С бухтой плетеной веревки из полушелка (много легче, прочнее и гораздо дороже обычной пеньковой) он отошел футов на тридцать от обрыва, отыскал на лесной опушке старое ведьмино дерево, туго обмотал веревку вокруг толстого – шире Жановых плеч – ствола и задумчиво уставился на распущенный конец, вспоминая, как вязать узлы.
Наконец, разглядывая унылую панораму окрестностей, он неуверенно зашевелил пальцами. С северо-востока дул холодный ветер, небо затянуло туманным бельмом. Карета, в которой приехали приятели, стояла в трехстах ярдах от ущелья, у дальней опушки леса, – Локк с Жаном вручили кучеру глиняный кувшин пива и плетеную корзинку с закусками, приготовленными поваром гостиного двора, и пообещали вернуться через пару часов.
– Жан, якорный узел так вяжут? – спросил Локк.
– Кажется, так. – Жан кивнул, взвесил на ладони узел, закрепивший веревочную петлю вокруг ствола, и для верности добавил к рабочему концу веревки еще один узел внахлест. – Вот, теперь порядок.
Они с Локком обмотали ствол еще тремя веревками и закрепили их якорными узлами, украсив ведьмино дерево гирляндами полушелка. Отложив запасные веревки, приятели скинули длинные камзолы и жилеты, под которыми оказались тяжелые кожаные пояса с железными кольцами.
Пояса несколько отличались от воровских обвязок, высоко ценимых каморрскими грабителями, поскольку были изготовлены для моряков, – среди владельцев торговых кораблей были и те, кто заботился о безопасности команды. Локку и Жану пояса достались по дешевке, избавив от необходимости обращаться за обвязками к веррарским умельцам, которые, несомненно, хорошо запомнили бы необычный заказ. Реквину об этом знать не стоило – до поры до времени.
– Так, все. Вот твоя восьмерка. – Жан передал Локку тяжелое спусковое устройство – два железных кольца, одно меньше другого, скрепленные толстой полосой посредине, – а вторую восьмерку оставил себе; пару недель назад их выковал по его просьбе кузнец с полуострова Истрия. – Давай сначала твои веревки закрепим, и основную и страховочную.
Локк прикрепил восьмерку к кольцу на поясе, протянул через нее одну из прикрепленных к дереву веревок и отбросил рабочий конец к обрыву; вторую, страховочную веревку туго закрепили в кольце на противоположном боку. Каморрские воры часто работали «нагишом», без страховочной веревки, на случай обрыва основной, но сегодня Жан с Локком решили обойтись без острых ощущений.

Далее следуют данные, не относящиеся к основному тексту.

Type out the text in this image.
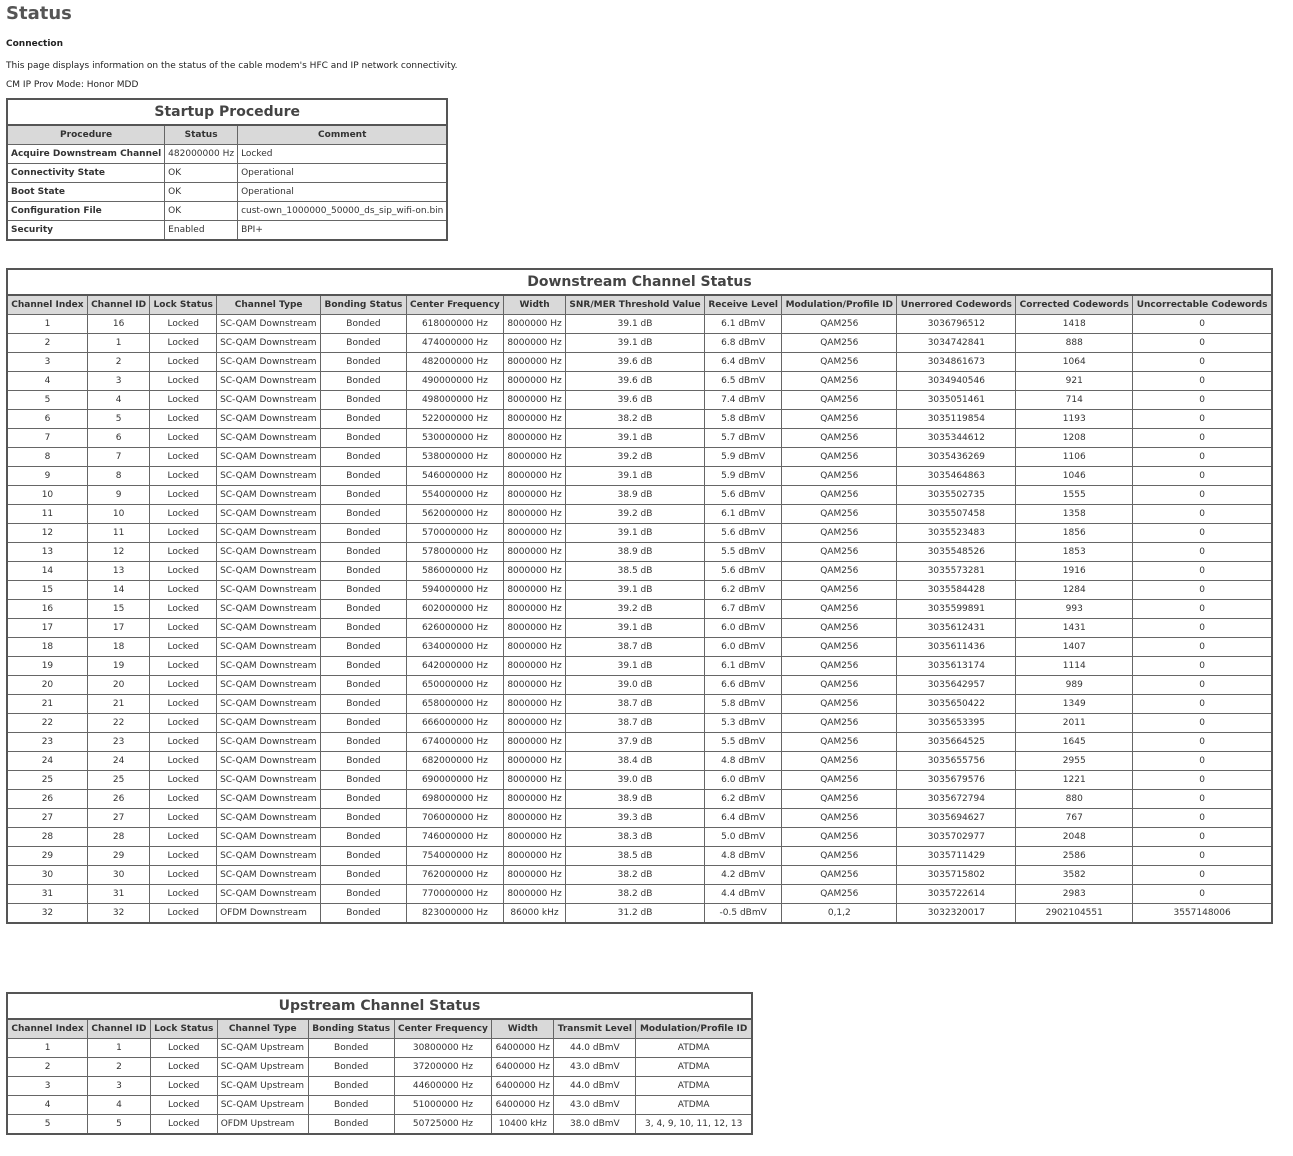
Status
Connection
This page displays information on the status of the cable modem's HFC and IP network connectivity.
CM IP Prov Mode: Honor MDD
Startup Procedure		
Procedure	Status	Comment
Acquire Downstream Channel	482000000 Hz	Locked
Connectivity State	OK	Operational
Boot State	OK	Operational
Configuration File	OK	cust-own_1000000_50000_ds_sip_wifi-on.bin
Security	Enabled	BPI+
Downstream Channel Status												
Channel Index	Channel ID	Lock Status	Channel Type	Bonding Status	Center Frequency	Width	SNR/MER Threshold Value	Receive Level	Modulation/Profile ID	Unerrored Codewords	Corrected Codewords	Uncorrectable Codewords
1	16	Locked	SC-QAM Downstream	Bonded	618000000 Hz	8000000 Hz	39.1 dB	6.1 dBmV	QAM256	3036796512	1418	0
2	1	Locked	SC-QAM Downstream	Bonded	474000000 Hz	8000000 Hz	39.1 dB	6.8 dBmV	QAM256	3034742841	888	0
3	2	Locked	SC-QAM Downstream	Bonded	482000000 Hz	8000000 Hz	39.6 dB	6.4 dBmV	QAM256	3034861673	1064	0
4	3	Locked	SC-QAM Downstream	Bonded	490000000 Hz	8000000 Hz	39.6 dB	6.5 dBmV	QAM256	3034940546	921	0
5	4	Locked	SC-QAM Downstream	Bonded	498000000 Hz	8000000 Hz	39.6 dB	7.4 dBmV	QAM256	3035051461	714	0
6	5	Locked	SC-QAM Downstream	Bonded	522000000 Hz	8000000 Hz	38.2 dB	5.8 dBmV	QAM256	3035119854	1193	0
7	6	Locked	SC-QAM Downstream	Bonded	530000000 Hz	8000000 Hz	39.1 dB	5.7 dBmV	QAM256	3035344612	1208	0
8	7	Locked	SC-QAM Downstream	Bonded	538000000 Hz	8000000 Hz	39.2 dB	5.9 dBmV	QAM256	3035436269	1106	0
9	8	Locked	SC-QAM Downstream	Bonded	546000000 Hz	8000000 Hz	39.1 dB	5.9 dBmV	QAM256	3035464863	1046	0
10	9	Locked	SC-QAM Downstream	Bonded	554000000 Hz	8000000 Hz	38.9 dB	5.6 dBmV	QAM256	3035502735	1555	0
11	10	Locked	SC-QAM Downstream	Bonded	562000000 Hz	8000000 Hz	39.2 dB	6.1 dBmV	QAM256	3035507458	1358	0
12	11	Locked	SC-QAM Downstream	Bonded	570000000 Hz	8000000 Hz	39.1 dB	5.6 dBmV	QAM256	3035523483	1856	0
13	12	Locked	SC-QAM Downstream	Bonded	578000000 Hz	8000000 Hz	38.9 dB	5.5 dBmV	QAM256	3035548526	1853	0
14	13	Locked	SC-QAM Downstream	Bonded	586000000 Hz	8000000 Hz	38.5 dB	5.6 dBmV	QAM256	3035573281	1916	0
15	14	Locked	SC-QAM Downstream	Bonded	594000000 Hz	8000000 Hz	39.1 dB	6.2 dBmV	QAM256	3035584428	1284	0
16	15	Locked	SC-QAM Downstream	Bonded	602000000 Hz	8000000 Hz	39.2 dB	6.7 dBmV	QAM256	3035599891	993	0
17	17	Locked	SC-QAM Downstream	Bonded	626000000 Hz	8000000 Hz	39.1 dB	6.0 dBmV	QAM256	3035612431	1431	0
18	18	Locked	SC-QAM Downstream	Bonded	634000000 Hz	8000000 Hz	38.7 dB	6.0 dBmV	QAM256	3035611436	1407	0
19	19	Locked	SC-QAM Downstream	Bonded	642000000 Hz	8000000 Hz	39.1 dB	6.1 dBmV	QAM256	3035613174	1114	0
20	20	Locked	SC-QAM Downstream	Bonded	650000000 Hz	8000000 Hz	39.0 dB	6.6 dBmV	QAM256	3035642957	989	0
21	21	Locked	SC-QAM Downstream	Bonded	658000000 Hz	8000000 Hz	38.7 dB	5.8 dBmV	QAM256	3035650422	1349	0
22	22	Locked	SC-QAM Downstream	Bonded	666000000 Hz	8000000 Hz	38.7 dB	5.3 dBmV	QAM256	3035653395	2011	0
23	23	Locked	SC-QAM Downstream	Bonded	674000000 Hz	8000000 Hz	37.9 dB	5.5 dBmV	QAM256	3035664525	1645	0
24	24	Locked	SC-QAM Downstream	Bonded	682000000 Hz	8000000 Hz	38.4 dB	4.8 dBmV	QAM256	3035655756	2955	0
25	25	Locked	SC-QAM Downstream	Bonded	690000000 Hz	8000000 Hz	39.0 dB	6.0 dBmV	QAM256	3035679576	1221	0
26	26	Locked	SC-QAM Downstream	Bonded	698000000 Hz	8000000 Hz	38.9 dB	6.2 dBmV	QAM256	3035672794	880	0
27	27	Locked	SC-QAM Downstream	Bonded	706000000 Hz	8000000 Hz	39.3 dB	6.4 dBmV	QAM256	3035694627	767	0
28	28	Locked	SC-QAM Downstream	Bonded	746000000 Hz	8000000 Hz	38.3 dB	5.0 dBmV	QAM256	3035702977	2048	0
29	29	Locked	SC-QAM Downstream	Bonded	754000000 Hz	8000000 Hz	38.5 dB	4.8 dBmV	QAM256	3035711429	2586	0
30	30	Locked	SC-QAM Downstream	Bonded	762000000 Hz	8000000 Hz	38.2 dB	4.2 dBmV	QAM256	3035715802	3582	0
31	31	Locked	SC-QAM Downstream	Bonded	770000000 Hz	8000000 Hz	38.2 dB	4.4 dBmV	QAM256	3035722614	2983	0
32	32	Locked	OFDM Downstream	Bonded	823000000 Hz	86000 kHz	31.2 dB	-0.5 dBmV	0,1,2	3032320017	2902104551	3557148006
Upstream Channel Status								
Channel Index	Channel ID	Lock Status	Channel Type	Bonding Status	Center Frequency	Width	Transmit Level	Modulation/Profile ID
1	1	Locked	SC-QAM Upstream	Bonded	30800000 Hz	6400000 Hz	44.0 dBmV	ATDMA
2	2	Locked	SC-QAM Upstream	Bonded	37200000 Hz	6400000 Hz	43.0 dBmV	ATDMA
3	3	Locked	SC-QAM Upstream	Bonded	44600000 Hz	6400000 Hz	44.0 dBmV	ATDMA
4	4	Locked	SC-QAM Upstream	Bonded	51000000 Hz	6400000 Hz	43.0 dBmV	ATDMA
5	5	Locked	OFDM Upstream	Bonded	50725000 Hz	10400 kHz	38.0 dBmV	3, 4, 9, 10, 11, 12, 13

Спустя несколько минут закрепили и веревки на поясе Жана. Теперь каждый из приятелей был привязан к дереву двумя веревками, как марионетка. Одеты каморрские воры были легко – рубашки, штаны, походные сапоги и кожаные перчатки; вдобавок Жан водрузил на нос очки.
– Похоже, сегодня отличный день для спуска, – сказал он. – Давай, проси благословения, прежде чем проститься с твердой землей.

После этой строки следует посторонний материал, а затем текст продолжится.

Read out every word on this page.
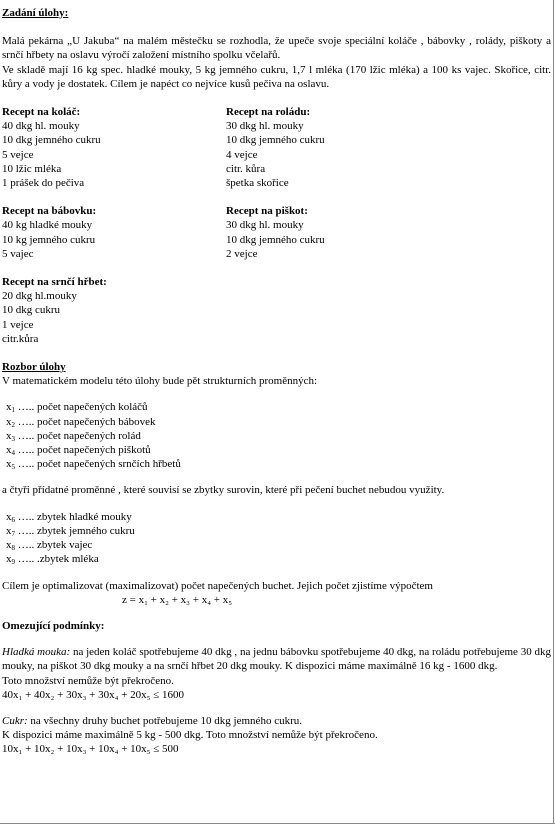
Zadání úlohy:
Malá pekárna „U Jakuba“ na malém městečku se rozhodla, že upeče svoje speciální koláče , bábovky , rolády, piškoty a srnčí hřbety na oslavu výročí založení místního spolku včelařů.
Ve skladě mají 16 kg spec. hladké mouky, 5 kg jemného cukru, 1,7 l mléka (170 lžic mléka) a 100 ks vajec. Skořice, citr. kůry a vody je dostatek. Cílem je napéct co nejvíce kusů pečiva na oslavu.
Recept na koláč:
40 dkg hl. mouky
10 dkg jemného cukru
5 vejce
10 lžic mléka
1 prášek do pečiva
Recept na roládu:
30 dkg hl. mouky
10 dkg jemného cukru
4 vejce
citr. kůra
špetka skořice
Recept na bábovku:
40 kg hladké mouky
10 kg jemného cukru
5 vajec
Recept na piškot:
30 dkg hl. mouky
10 dkg jemného cukru
2 vejce
Recept na srnčí hřbet:
20 dkg hl.mouky
10 dkg cukru
1 vejce
citr.kůra
Rozbor úlohy
V matematickém modelu této úlohy bude pět strukturních proměnných:
$x_1$ ….. počet napečených koláčů
$x_2$ ….. počet napečených bábovek
$x_3$ ….. počet napečených rolád
$x_4$ ….. počet napečených piškotů
$x_5$ ….. počet napečených srnčích hřbetů
a čtyři přídatné proměnné , které souvisí se zbytky surovin, které při pečení buchet nebudou využity.
$x_6$ ….. zbytek hladké mouky
$x_7$ ….. zbytek jemného cukru
$x_8$ ….. zbytek vajec
$x_9$ ….. .zbytek mléka
Cílem je optimalizovat (maximalizovat) počet napečených buchet. Jejich počet zjistíme výpočtem
z = x₁ + x₂ + x₃ + x₄ + x₅
Omezující podmínky:
Hladká mouka: na jeden koláč spotřebujeme 40 dkg , na jednu bábovku spotřebujeme 40 dkg, na roládu potřebujeme 30 dkg mouky, na piškot 30 dkg mouky a na srnčí hřbet 20 dkg mouky. K dispozici máme maximálně 16 kg - 1600 dkg.
Toto množství nemůže být překročeno.
40x₁ + 40x₂ + 30x₃ + 30x₄ + 20x₅ ≤ 1600
Cukr: na všechny druhy buchet potřebujeme 10 dkg jemného cukru.
K dispozici máme maximálně 5 kg - 500 dkg. Toto množství nemůže být překročeno.
10x₁ + 10x₂ + 10x₃ + 10x₄ + 10x₅ ≤ 500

– О Многохитрый Страж! – начал Локк. – Люди глупы. Спаси и обереги нас, дураков, от самих себя. А если не выйдет, то пусть все случится быстро и безболезненно.
– Отлично сказано… – Жан вздохнул полной грудью. – Ну что, сигаем на счет три?
– Ага.
Бухты основных веревок, сброшенные с обрыва, с тихим шелестом развернулись в воздухе.
– Раз, – сказал Локк.
– Два, – сказал Жан.
– Три! – выкрикнули они в один голос и, подбежав к краю обрыва, с гиканьем прыгнули в ущелье.
На мгновение Локку померещилось, что его желудок и туманное серое небо кувыркнулись одновременно. Веревка натянулась, и стена ущелья стремительно – пожалуй, слишком стремительно – двинулась на Локка. Он маятником качнулся вперед, согнув ноги в коленях, чтобы погасить силу удара, – этот прием он накрепко затвердил еще в детстве, – и влетел в стену ущелья футах в восьми над краем обрыва. Жан с глухим стуком ткнулся в камень на два фута ниже, чем приятель.